That's not a metaphor. It's metallurgy. And it's why this strike matters more than it looks.
EGA's Al Taweelah facility produced 1.6 million tonnes of cast metal in 2025. The company supplies over 400 customers in more than 50 countries. It makes one in every 25 tonnes of aluminium on Earth.
The damage assessment is still "ongoing," according to EGA's CEO Abdulnasser Bin Kalban. But the industry already knew the math was bad. Bahrain's Alba — home to the world's largest single-site smelter — had already cut production by 19% before this latest strike. The Strait of Hormuz, through which Middle Eastern smelters import their raw alumina and bauxite, remains effectively closed.
Aluminium isn't glamorous. It doesn't make headlines like oil. But it's in your car's engine block, your building's window frames, your phone's casing, your solar panels, your drink cans. The construction industry alone consumes roughly a quarter of global supply.

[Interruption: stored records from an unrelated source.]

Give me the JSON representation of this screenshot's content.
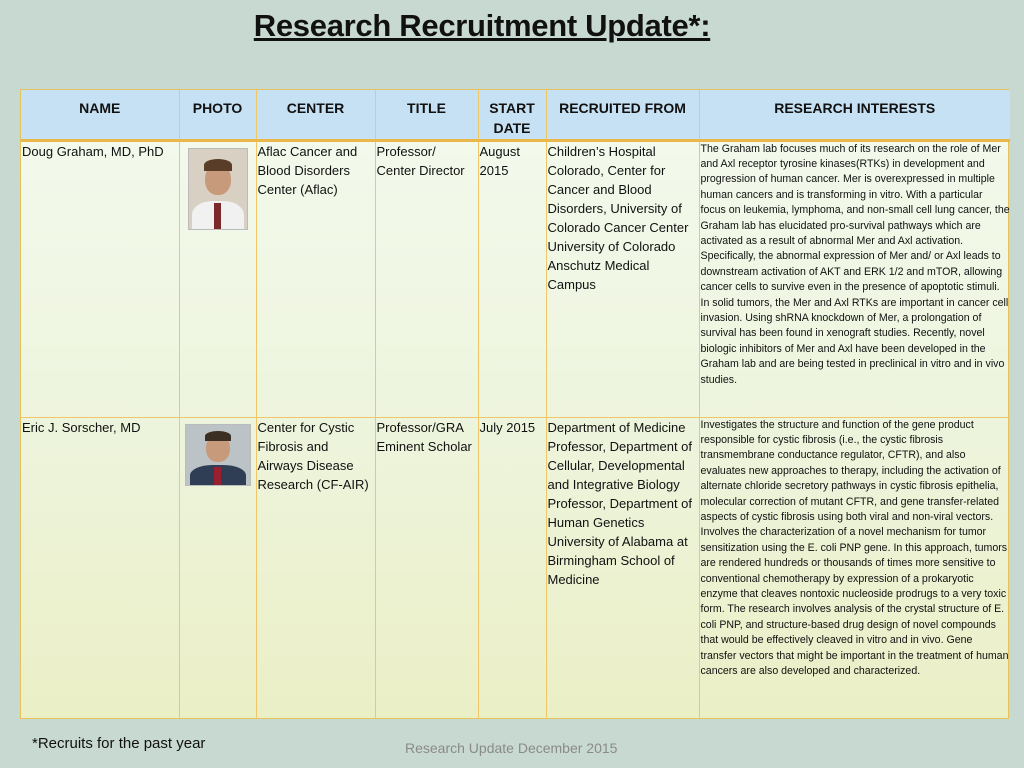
{
  "title": "Research Recruitment Update*:",
  "table": {
    "headers": {
      "name": "NAME",
      "photo": "PHOTO",
      "center": "CENTER",
      "title": "TITLE",
      "start_date": "START DATE",
      "recruited_from": "RECRUITED FROM",
      "research_interests": "RESEARCH INTERESTS"
    },
    "rows": [
      {
        "name": "Doug Graham, MD, PhD",
        "photo_icon": "person-photo",
        "center": "Aflac Cancer and Blood Disorders Center (Aflac)",
        "title": "Professor/ Center Director",
        "start_date": "August 2015",
        "recruited_from": "Children’s Hospital Colorado, Center for Cancer and Blood Disorders, University of Colorado Cancer Center\nUniversity of Colorado Anschutz Medical Campus",
        "research_interests": "The Graham lab focuses much of its research on the role of Mer and Axl receptor tyrosine kinases(RTKs) in development and progression of human cancer. Mer is overexpressed in multiple human cancers and is transforming in vitro. With a particular focus on leukemia, lymphoma, and non-small cell lung cancer, the Graham lab has elucidated pro-survival pathways which are activated as a result of abnormal Mer and Axl activation. Specifically, the abnormal expression of Mer and/ or Axl leads to downstream activation of AKT and ERK 1/2 and mTOR, allowing cancer cells to survive even in the presence of apoptotic stimuli. In solid tumors, the Mer and Axl RTKs are important in cancer cell invasion. Using shRNA knockdown of Mer, a prolongation of survival has been found in xenograft studies. Recently, novel biologic inhibitors of Mer and Axl have been developed in the Graham lab and are being tested in preclinical in vitro and in vivo studies."
      },
      {
        "name": "Eric J. Sorscher, MD",
        "photo_icon": "person-photo",
        "center": "Center for Cystic Fibrosis and Airways Disease Research (CF-AIR)",
        "title": "Professor/GRA Eminent Scholar",
        "start_date": "July 2015",
        "recruited_from": "Department of Medicine\nProfessor, Department of Cellular, Developmental and Integrative Biology\nProfessor, Department of Human Genetics\nUniversity of Alabama at Birmingham School of Medicine",
        "research_interests": "Investigates the structure and function of the gene product responsible for cystic fibrosis (i.e., the cystic fibrosis transmembrane conductance regulator, CFTR), and also evaluates new approaches to therapy, including the activation of alternate chloride secretory pathways in cystic fibrosis epithelia, molecular correction of mutant CFTR, and gene transfer-related aspects of cystic fibrosis using both viral and non-viral vectors.  Involves the characterization of a novel mechanism for tumor sensitization using the E. coli PNP gene. In this approach, tumors are rendered hundreds or thousands of times more sensitive to conventional chemotherapy by expression of a prokaryotic enzyme that cleaves nontoxic nucleoside prodrugs to a very toxic form. The research involves analysis of the crystal structure of E. coli PNP, and structure-based drug design of novel compounds that would be effectively cleaved in vitro and in vivo. Gene transfer vectors that might be important in the treatment of human cancers are also developed and characterized."
      }
    ]
  },
  "footnote": "*Recruits for the past year",
  "footer": "Research Update December 2015"
}
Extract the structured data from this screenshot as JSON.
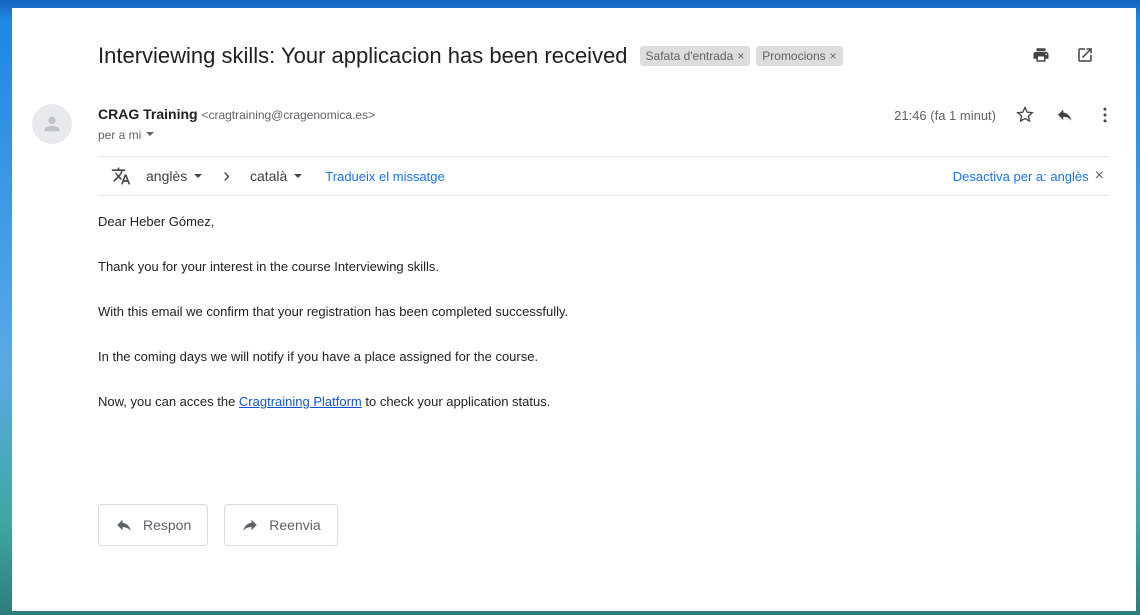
{
  "email": {
    "subject": "Interviewing skills: Your applicacion has been received",
    "labels": [
      {
        "name": "Safata d'entrada",
        "remove": "×"
      },
      {
        "name": "Promocions",
        "remove": "×"
      }
    ],
    "sender": {
      "name": "CRAG Training",
      "email": "<cragtraining@cragenomica.es>",
      "to": "per a mi"
    },
    "time": "21:46 (fa 1 minut)",
    "translate": {
      "from_lang": "anglès",
      "arrow": "›",
      "to_lang": "català",
      "translate_link": "Tradueix el missatge",
      "disable": "Desactiva per a: anglès",
      "close": "×"
    },
    "body": {
      "greeting": "Dear Heber Gómez,",
      "p1": "Thank you for your interest in the course Interviewing skills.",
      "p2": "With this email we confirm that your registration has been completed successfully.",
      "p3": "In the coming days we will notify if you have a place assigned for the course.",
      "p4_before": "Now, you can acces the ",
      "p4_link": "Cragtraining Platform",
      "p4_after": " to check your application status."
    },
    "actions": {
      "reply": "Respon",
      "forward": "Reenvia"
    }
  },
  "icons": {
    "print": "print-icon",
    "open_new": "open-in-new-window-icon",
    "star": "star-icon",
    "reply": "reply-icon",
    "more": "more-vertical-icon",
    "translate": "translate-icon",
    "dropdown": "chevron-down-icon",
    "avatar": "person-icon"
  }
}
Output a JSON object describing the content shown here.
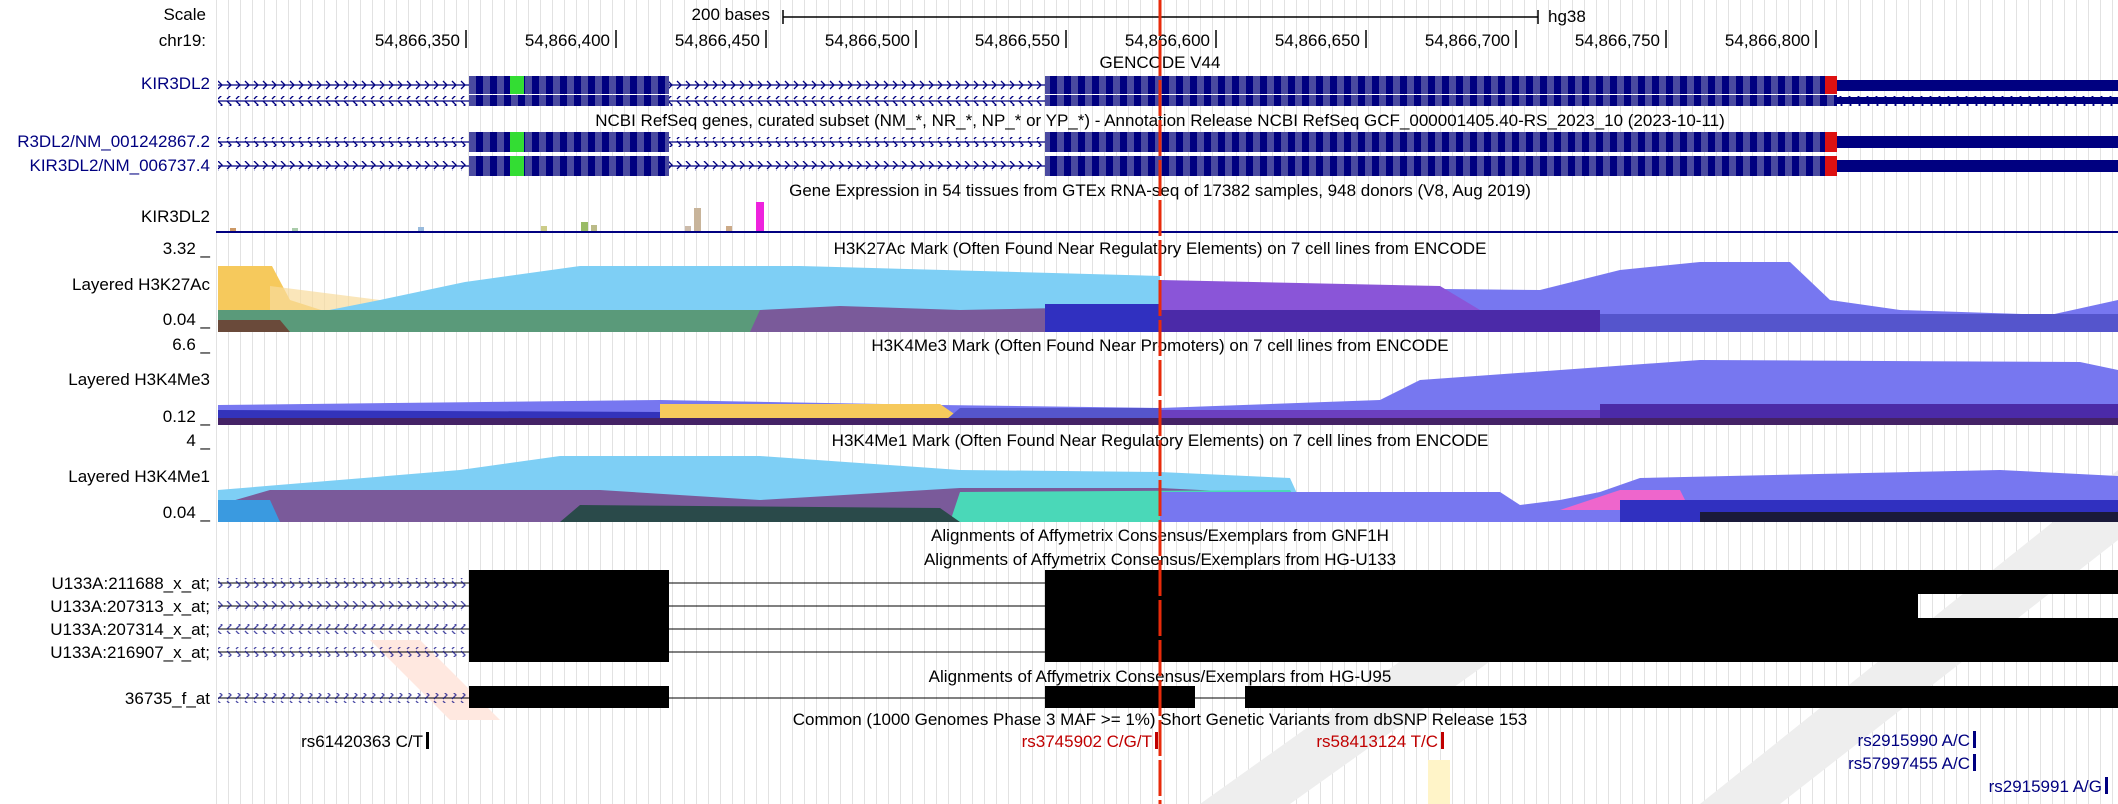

CRU Group, a metals intelligence firm, warned that prices could reach $4,000 per tonne if disruptions continue — up from around $2,500 before the war. That's a 60% increase in a material embedded in virtually every industry.
The one safety valve? China. It produces more aluminium than anyone and keeps idle smelter capacity in reserve. "If the Chinese government decides prices are too high, they can restart idle smelters and the world will be full of aluminum," ACG Metals CEO Artem Volynets told CNBC. But Beijing deciding to flood global markets with cheap metal during a geopolitical crisis with Washington would be a political decision, not just an economic one.
Western buyers were already squeezed before this. The EU phased out Russian aluminium imports. Mozambique's Mozal smelter closed. Iceland's Grundartangi took a production hit. LME warehouse stocks have dropped by over 400,000 tonnes since early 2025.
Now the region that produces nearly a quarter of the West's aluminium is under missile fire.
The Albis Perception Gap Index scored this story 3.5 — low, because the basic facts aren't disputed. But what diverges is urgency. Reuters and Bloomberg frame it as a supply chain risk. Arabic media (Al Jazeera, CNN Arabic) frame it as a sovereignty violation — missiles hitting civilian workers in an industrial zone. No major Latin American or African outlet covered it at all, despite both regions being consumers of the metal.
Six people were injured on Saturday in Abu Dhabi. Five were Indian nationals. One was Pakistani. They went to work at a factory and got hit by a war they didn't start, in a country that isn't fighting.
That's the part of "supply chain disruption" the price charts don't show.